Asperger’s Syndrome (AS) was historically understood as a specific, high-functioning pervasive developmental disorder, characterized by difficulties in social interaction, communication, and restricted, intense interests, often without the significant language delay seen in other forms of autism. The term “Asperger’s” is no longer recognized as a distinct medical diagnosis. Individuals who would have previously received this diagnosis are now classified under the unified category of Autism Spectrum Disorder (ASD). The question of whether Asperger’s is considered a disability is answered by examining the status of ASD under current medical and legal frameworks.
Current Diagnostic Classification
The official classification of Asperger’s Syndrome changed significantly with the publication of the fifth edition of the Diagnostic and Statistical Manual of Mental Disorders (DSM-5) in 2013. The DSM-5 eliminated separate diagnostic categories, including Asperger’s and Autistic Disorder, merging them into the single diagnosis of Autism Spectrum Disorder (ASD). This new system emphasizes that autism is a spectrum of symptoms and severity.
Individuals previously diagnosed with Asperger’s Syndrome are generally now diagnosed with ASD Level 1, described as “Requiring Support.” This level indicates that challenges are noticeable without supports and that the individual experiences difficulty initiating social interactions. They may also show atypical or unsuccessful responses to the social advances of others.
The diagnostic criteria for all levels of ASD require persistent deficits in two main domains: social communication and interaction, and restricted, repetitive patterns of behavior, interests, or activities. Deficits in social communication must include difficulties with social-emotional reciprocity, nonverbal communicative behaviors, and developing, maintaining, and understanding relationships. For example, a person may have trouble with back-and-forth conversation or interpreting body language.
The second domain requires the presence of at least two out of four specific behaviors. These include stereotyped or repetitive motor movements, insistence on rigid adherence to routines, highly restricted and fixated interests, or increased/decreased reactivity to sensory input. While the term “Asperger’s” is still used colloquially by many people, it is no longer a valid clinical term for medical professionals.
Legal Recognition of Disability
The legal status of Autism Spectrum Disorder (ASD) is clearly defined as a disability under United States federal law. The determination of legal disability is based on the impact of the condition on a person’s life activities, focusing on functional impairment rather than solely on the medical diagnosis itself. This functional standard is used for legal protection and access to services.

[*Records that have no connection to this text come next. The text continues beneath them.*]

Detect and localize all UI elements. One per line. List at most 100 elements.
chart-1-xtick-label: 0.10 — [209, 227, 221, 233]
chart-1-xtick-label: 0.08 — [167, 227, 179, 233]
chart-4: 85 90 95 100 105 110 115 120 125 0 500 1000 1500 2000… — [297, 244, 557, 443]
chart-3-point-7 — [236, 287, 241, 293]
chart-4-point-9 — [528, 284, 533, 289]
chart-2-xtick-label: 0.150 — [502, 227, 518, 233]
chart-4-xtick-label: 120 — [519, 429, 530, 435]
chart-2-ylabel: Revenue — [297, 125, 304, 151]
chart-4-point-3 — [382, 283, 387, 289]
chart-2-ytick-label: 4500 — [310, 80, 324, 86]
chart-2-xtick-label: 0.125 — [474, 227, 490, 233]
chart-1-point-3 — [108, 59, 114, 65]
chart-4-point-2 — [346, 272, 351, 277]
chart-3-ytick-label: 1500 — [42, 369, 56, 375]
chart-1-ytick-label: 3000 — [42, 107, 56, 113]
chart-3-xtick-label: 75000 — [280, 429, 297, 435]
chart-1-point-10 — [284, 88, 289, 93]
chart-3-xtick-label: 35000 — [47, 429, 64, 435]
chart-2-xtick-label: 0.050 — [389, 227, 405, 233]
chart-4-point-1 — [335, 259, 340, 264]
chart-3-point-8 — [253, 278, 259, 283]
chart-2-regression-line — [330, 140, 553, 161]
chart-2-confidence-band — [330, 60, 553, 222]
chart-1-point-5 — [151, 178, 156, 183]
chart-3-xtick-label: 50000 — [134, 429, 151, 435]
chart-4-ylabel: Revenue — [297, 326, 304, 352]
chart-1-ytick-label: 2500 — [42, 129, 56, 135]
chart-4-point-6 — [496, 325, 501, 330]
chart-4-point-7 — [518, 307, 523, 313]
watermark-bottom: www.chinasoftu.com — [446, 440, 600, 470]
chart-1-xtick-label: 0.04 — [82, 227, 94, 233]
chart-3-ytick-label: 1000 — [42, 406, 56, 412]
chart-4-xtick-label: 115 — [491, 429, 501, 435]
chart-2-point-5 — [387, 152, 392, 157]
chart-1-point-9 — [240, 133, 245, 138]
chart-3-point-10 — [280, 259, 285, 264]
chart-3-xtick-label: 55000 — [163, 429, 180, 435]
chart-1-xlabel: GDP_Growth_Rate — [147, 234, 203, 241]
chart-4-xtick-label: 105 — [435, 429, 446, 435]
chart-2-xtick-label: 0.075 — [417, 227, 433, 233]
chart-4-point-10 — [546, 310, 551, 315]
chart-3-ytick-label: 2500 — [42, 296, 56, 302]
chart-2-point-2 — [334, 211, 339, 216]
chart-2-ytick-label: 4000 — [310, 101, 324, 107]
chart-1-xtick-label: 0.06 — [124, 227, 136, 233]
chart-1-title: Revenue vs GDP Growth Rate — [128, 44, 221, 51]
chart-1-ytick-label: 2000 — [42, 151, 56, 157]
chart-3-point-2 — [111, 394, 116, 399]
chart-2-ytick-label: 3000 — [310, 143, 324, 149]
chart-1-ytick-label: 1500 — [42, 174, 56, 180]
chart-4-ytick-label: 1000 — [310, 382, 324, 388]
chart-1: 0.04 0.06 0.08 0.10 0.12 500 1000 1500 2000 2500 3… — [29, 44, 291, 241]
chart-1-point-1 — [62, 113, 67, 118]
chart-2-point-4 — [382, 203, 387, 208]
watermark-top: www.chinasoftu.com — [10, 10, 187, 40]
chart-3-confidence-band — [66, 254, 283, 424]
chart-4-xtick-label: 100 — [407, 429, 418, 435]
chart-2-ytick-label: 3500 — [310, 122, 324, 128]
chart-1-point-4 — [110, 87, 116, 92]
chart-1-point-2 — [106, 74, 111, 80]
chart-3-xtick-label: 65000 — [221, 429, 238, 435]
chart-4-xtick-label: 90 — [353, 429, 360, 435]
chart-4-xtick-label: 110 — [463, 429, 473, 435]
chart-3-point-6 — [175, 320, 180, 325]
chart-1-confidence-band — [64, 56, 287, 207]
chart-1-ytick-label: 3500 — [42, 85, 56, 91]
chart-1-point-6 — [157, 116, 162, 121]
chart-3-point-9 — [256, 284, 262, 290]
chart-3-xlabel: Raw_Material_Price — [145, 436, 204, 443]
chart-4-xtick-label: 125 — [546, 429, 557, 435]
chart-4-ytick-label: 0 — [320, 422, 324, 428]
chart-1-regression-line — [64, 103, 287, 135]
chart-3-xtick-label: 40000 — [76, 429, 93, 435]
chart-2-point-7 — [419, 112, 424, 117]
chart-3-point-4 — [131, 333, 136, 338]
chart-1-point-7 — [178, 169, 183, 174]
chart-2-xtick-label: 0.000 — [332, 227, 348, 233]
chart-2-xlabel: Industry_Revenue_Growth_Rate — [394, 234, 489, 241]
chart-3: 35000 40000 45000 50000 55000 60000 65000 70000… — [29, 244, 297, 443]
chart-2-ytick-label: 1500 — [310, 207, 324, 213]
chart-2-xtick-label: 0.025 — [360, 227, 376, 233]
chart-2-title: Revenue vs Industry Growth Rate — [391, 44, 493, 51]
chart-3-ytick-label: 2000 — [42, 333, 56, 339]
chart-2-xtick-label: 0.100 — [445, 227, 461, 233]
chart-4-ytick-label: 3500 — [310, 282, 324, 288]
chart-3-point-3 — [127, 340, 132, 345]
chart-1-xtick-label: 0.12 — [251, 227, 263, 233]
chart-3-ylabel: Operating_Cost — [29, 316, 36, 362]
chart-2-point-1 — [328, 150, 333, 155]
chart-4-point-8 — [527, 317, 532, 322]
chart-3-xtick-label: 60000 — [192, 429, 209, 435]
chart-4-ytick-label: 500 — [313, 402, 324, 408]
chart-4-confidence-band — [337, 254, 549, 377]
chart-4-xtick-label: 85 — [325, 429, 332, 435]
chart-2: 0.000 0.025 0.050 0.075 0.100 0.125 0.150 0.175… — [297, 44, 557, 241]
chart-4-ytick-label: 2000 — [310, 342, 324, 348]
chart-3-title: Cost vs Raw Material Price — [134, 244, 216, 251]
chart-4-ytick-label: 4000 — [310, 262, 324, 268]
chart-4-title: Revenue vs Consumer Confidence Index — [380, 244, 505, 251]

The Americans with Disabilities Act (ADA) defines a disability as a physical or mental impairment that substantially limits one or more major life activities. Since ASD often limits major life activities such as learning, communicating, and interacting with others, individuals with the diagnosis are protected from discrimination in employment and public services. This protection ensures that reasonable adjustments must be provided to individuals with ASD.
In educational settings, the Individuals with Disabilities Education Act (IDEA) guarantees a Free Appropriate Public Education (FAPE) for eligible children with disabilities, including those with ASD. IDEA covers children from birth through age 21 and requires public schools to provide specialized instruction and related services. This framework recognizes the educational impact of ASD and mandates support to ensure students can access the general education curriculum.
Adults with ASD may also be eligible for financial assistance through Social Security Administration (SSA) programs, such as SSDI or SSI. To qualify, the SSA requires medical evidence showing that the condition meets the criteria of a listed impairment, or that functional limitations prevent the individual from engaging in substantial gainful activity.
Accessing Support and Accommodations
Once the functional impairment associated with ASD is recognized, a range of supports and accommodations become available across different environments. In K-12 education, students receive accommodations through two primary mechanisms: the Individualized Education Program (IEP) or a 504 Plan. An IEP provides specialized instruction for students whose disability affects educational performance, while a 504 Plan offers accommodations to ensure equal access to the learning environment.
Educational accommodations are highly individualized. They often include sensory supports and modifications to communication or organization. For higher education, post-secondary institutions are required by the ADA to provide comparable reasonable accommodations, typically managed through a student disability services office.
Common Educational Accommodations
- Sensory supports, such as providing a quiet testing location or noise-canceling headphones.
- Modifications to communication, like providing written instructions alongside verbal ones.
- Organizational supports, such as using visual schedules.
- Breaking down large assignments into smaller steps.
In the workplace, the ADA mandates that employers with 15 or more employees provide reasonable accommodations to qualified employees with disabilities, provided the accommodation does not pose an undue hardship. Workplace accommodations frequently target sensory sensitivities by adjusting the physical workspace, such as providing a private office or modified lighting. Communication adjustments are also common, including providing tasks and feedback in writing and avoiding abstract language.
Vocational rehabilitation (VR) services assist adults with ASD in obtaining and maintaining employment. State-run VR agencies offer time-limited services, including job coaching, assistance with resume writing and interviewing skills, and on-the-job supports. A challenge for individuals previously diagnosed with Asperger’s is accessing these services, as some VR programs may perceive those with Level 1 ASD as too “high-functioning” to qualify for intensive support.